To load data from files
Data can be loaded from text files, but also from Matlab data files. The next video shows how to load the three text files presented in the section above.
As you can see in the video, the information in each data file is loaded as a variable that must be given a particular name. The name of each variable should be short, comprehensible, and have no special characters (like the addition symbol ‘+’). Once all the variables have been loaded, we advise you to save the information in a Matlab data file: this data file can be loaded in the future if the data need to be reanalysed. The last steps in the video show you how to save data in this way, and how to load it.Matlab users can load any Matlab file (*.mat), the all the variables in the file will be available in MultipleCar.
How to compute multiple correspondence analysis
The next video shows how to compute multiple correspondence analysis.
We are analysing raw data stored in X. As X is a matrix that contains raw data, we have the label Raw data in the drop-box. This is the first step in the video. You can use the button “Show it” to check that you have correctly selected the variable.
Figure 8. MultipleCar configured to analyse vegetable data.
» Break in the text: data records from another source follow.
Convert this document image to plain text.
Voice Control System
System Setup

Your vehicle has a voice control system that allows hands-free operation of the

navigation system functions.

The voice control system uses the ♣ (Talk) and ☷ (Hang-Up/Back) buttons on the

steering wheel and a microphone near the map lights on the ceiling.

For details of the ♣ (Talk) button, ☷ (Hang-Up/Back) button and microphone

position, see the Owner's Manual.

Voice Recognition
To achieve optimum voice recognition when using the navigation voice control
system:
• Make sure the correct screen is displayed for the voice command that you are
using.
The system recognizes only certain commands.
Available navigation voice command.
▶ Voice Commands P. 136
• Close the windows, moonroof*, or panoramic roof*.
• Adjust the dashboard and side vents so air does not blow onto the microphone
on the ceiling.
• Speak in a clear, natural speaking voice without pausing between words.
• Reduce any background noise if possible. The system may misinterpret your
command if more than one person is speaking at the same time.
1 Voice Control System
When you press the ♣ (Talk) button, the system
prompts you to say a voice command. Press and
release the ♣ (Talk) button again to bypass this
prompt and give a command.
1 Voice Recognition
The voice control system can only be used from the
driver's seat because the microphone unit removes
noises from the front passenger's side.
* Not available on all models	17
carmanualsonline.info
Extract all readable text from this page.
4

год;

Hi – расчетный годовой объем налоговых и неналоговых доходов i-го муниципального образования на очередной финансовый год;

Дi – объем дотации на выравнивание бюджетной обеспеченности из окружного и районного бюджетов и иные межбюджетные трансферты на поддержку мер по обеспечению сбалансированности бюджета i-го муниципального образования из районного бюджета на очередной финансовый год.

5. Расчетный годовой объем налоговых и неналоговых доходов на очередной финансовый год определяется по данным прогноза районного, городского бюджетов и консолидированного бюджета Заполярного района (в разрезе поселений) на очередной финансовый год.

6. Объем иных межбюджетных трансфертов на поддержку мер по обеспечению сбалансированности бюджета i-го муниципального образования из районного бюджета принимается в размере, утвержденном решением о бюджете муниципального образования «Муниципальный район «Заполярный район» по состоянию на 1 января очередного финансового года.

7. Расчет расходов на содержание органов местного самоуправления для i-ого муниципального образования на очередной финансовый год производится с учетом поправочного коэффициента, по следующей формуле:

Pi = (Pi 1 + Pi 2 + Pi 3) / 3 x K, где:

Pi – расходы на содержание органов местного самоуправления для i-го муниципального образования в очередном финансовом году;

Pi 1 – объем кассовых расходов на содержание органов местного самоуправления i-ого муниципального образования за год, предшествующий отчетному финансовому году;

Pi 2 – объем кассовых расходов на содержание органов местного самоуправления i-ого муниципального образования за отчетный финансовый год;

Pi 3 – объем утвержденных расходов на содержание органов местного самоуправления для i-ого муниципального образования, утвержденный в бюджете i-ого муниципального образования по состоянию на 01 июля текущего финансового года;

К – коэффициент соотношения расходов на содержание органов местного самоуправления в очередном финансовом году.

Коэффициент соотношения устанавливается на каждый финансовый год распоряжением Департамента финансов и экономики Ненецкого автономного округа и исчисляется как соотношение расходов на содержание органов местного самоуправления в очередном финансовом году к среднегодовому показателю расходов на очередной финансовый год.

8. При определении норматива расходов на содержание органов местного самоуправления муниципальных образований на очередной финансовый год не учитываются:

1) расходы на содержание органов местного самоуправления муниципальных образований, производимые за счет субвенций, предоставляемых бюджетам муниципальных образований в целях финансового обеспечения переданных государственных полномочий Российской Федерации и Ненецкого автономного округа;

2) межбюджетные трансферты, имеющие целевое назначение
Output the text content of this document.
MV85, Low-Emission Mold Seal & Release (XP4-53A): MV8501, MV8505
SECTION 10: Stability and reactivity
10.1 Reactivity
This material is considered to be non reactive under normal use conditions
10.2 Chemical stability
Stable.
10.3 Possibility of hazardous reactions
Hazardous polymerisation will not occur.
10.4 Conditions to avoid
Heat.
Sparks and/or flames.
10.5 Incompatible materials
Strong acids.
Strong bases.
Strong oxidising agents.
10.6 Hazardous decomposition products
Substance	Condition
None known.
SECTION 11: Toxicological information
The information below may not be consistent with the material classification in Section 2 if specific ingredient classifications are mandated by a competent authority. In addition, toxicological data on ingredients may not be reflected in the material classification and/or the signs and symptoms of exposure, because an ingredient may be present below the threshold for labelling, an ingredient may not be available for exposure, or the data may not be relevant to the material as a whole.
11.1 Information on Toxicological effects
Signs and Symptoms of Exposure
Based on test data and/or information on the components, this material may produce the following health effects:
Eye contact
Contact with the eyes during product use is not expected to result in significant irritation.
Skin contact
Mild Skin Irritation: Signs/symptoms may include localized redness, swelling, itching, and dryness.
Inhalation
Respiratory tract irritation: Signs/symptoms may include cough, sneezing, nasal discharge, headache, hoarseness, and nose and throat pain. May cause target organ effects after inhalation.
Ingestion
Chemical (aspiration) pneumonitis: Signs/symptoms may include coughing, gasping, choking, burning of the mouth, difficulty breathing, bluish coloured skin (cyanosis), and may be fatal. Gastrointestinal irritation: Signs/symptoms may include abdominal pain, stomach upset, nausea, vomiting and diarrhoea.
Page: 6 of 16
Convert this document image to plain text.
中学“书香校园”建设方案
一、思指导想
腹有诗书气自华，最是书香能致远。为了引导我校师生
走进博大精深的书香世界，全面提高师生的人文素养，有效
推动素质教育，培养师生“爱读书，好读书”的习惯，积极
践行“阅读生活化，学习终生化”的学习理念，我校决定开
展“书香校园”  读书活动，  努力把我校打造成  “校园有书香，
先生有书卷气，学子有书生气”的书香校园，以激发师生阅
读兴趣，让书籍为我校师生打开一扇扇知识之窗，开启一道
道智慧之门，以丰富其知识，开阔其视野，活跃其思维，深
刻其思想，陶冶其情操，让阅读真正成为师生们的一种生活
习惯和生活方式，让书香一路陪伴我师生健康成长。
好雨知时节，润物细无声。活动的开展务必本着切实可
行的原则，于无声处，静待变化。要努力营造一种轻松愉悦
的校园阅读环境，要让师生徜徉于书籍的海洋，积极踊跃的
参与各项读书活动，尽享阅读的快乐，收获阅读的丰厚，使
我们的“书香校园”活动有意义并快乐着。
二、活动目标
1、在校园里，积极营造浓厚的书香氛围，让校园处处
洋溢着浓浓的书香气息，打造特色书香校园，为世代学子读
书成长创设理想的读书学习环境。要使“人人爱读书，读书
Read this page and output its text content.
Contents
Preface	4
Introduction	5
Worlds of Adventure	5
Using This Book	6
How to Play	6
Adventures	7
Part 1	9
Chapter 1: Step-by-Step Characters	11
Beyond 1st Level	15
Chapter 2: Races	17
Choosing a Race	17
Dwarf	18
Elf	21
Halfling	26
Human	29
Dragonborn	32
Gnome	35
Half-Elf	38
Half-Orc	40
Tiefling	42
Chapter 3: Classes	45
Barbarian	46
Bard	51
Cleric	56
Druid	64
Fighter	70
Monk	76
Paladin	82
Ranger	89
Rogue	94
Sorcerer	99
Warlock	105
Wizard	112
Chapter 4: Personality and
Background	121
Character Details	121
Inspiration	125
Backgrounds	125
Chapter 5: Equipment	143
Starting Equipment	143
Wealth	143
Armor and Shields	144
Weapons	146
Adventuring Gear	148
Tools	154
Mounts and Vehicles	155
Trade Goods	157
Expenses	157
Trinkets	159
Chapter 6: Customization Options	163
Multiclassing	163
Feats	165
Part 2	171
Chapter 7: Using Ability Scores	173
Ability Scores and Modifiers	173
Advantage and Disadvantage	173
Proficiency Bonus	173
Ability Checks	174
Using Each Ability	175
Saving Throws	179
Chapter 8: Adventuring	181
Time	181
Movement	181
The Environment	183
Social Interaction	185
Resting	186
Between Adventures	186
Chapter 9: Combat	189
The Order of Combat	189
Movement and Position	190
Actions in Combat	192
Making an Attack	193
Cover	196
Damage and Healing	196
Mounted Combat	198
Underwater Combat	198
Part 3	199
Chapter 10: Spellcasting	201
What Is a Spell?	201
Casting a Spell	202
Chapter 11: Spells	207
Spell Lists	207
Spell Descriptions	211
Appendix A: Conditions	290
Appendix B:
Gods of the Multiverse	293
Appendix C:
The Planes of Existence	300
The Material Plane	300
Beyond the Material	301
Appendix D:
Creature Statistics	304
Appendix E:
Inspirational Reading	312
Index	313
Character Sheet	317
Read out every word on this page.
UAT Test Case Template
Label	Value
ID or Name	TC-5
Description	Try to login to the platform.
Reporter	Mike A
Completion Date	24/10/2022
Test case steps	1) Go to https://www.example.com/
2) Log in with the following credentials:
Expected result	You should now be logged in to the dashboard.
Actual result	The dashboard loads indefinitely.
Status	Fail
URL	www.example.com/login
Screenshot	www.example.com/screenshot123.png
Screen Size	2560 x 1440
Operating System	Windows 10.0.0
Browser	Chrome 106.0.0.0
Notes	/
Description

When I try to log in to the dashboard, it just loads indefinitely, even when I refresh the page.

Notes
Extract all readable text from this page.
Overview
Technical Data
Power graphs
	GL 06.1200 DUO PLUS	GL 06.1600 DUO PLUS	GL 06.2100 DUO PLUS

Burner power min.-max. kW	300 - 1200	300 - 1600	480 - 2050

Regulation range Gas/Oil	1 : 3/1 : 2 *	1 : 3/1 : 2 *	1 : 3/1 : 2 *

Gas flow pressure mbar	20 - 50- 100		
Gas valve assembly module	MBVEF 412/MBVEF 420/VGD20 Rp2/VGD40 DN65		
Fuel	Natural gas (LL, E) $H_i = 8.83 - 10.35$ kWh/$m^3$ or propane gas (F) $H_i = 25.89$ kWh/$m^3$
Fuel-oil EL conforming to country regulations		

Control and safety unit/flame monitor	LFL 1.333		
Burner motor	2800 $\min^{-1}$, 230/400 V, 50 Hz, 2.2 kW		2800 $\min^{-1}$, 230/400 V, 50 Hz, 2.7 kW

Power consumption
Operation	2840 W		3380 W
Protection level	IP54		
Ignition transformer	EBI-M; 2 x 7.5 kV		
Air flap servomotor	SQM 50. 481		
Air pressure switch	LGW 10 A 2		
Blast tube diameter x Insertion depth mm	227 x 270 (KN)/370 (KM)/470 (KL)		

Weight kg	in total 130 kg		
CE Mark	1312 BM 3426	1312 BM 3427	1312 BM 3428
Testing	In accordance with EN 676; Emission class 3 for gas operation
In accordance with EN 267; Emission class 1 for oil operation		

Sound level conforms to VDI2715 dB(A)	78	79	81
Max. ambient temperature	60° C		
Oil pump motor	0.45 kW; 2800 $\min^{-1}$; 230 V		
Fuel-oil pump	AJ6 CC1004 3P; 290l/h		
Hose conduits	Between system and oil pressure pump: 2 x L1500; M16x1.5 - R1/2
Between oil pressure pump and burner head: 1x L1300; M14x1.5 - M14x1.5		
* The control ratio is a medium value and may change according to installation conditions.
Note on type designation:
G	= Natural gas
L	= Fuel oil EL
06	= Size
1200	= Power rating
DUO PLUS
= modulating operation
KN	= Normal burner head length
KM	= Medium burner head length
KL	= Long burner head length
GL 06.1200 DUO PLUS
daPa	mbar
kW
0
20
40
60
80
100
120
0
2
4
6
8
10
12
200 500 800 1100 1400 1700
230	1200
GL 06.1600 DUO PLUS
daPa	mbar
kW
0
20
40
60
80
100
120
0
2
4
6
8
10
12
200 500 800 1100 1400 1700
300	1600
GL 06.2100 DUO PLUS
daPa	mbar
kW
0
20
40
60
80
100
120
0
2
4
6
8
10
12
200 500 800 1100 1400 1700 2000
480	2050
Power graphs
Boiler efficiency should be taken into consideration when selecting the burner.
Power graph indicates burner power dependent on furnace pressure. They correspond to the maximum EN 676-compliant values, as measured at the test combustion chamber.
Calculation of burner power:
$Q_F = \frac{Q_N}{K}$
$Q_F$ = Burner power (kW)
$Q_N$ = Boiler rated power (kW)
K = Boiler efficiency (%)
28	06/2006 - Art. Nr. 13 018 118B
Once the analysis has finished, you will find the file output.txt in your working folder as a text file. In addition, the output file is shown using the Windows application notepad. The figure can be manipulated to help to display the configuration. Matlab users may have more options in this manipulation.
Once the analysis has finished, users will realise that two variables are available: MCAR_Indicator_Matrix and MCAR_Burt_Matrix. These two matrices can be analysed in the future so we suggest that you save the data. Computing the Indicator matrix is a time consuming process: if the matrix has already been computed, new analysis of the same data can be much faster. The next video shows how to compute multiple correspondence analysis from the Indicator matrix. Note that the first analysis using the raw matrix was done in 0.685 seconds, while the second (using the Indicator matrix) was done in 0.23 seconds. With large datasets, the difference could turn out to be quite significant.
The next video shows how to compute multiple correspondence analysis from the Burt matrix: in this case we opted for a Joint Correspondence analysis. Please note that the number of options available when computing multiple correspondence analysis from the Burt matrix are limited.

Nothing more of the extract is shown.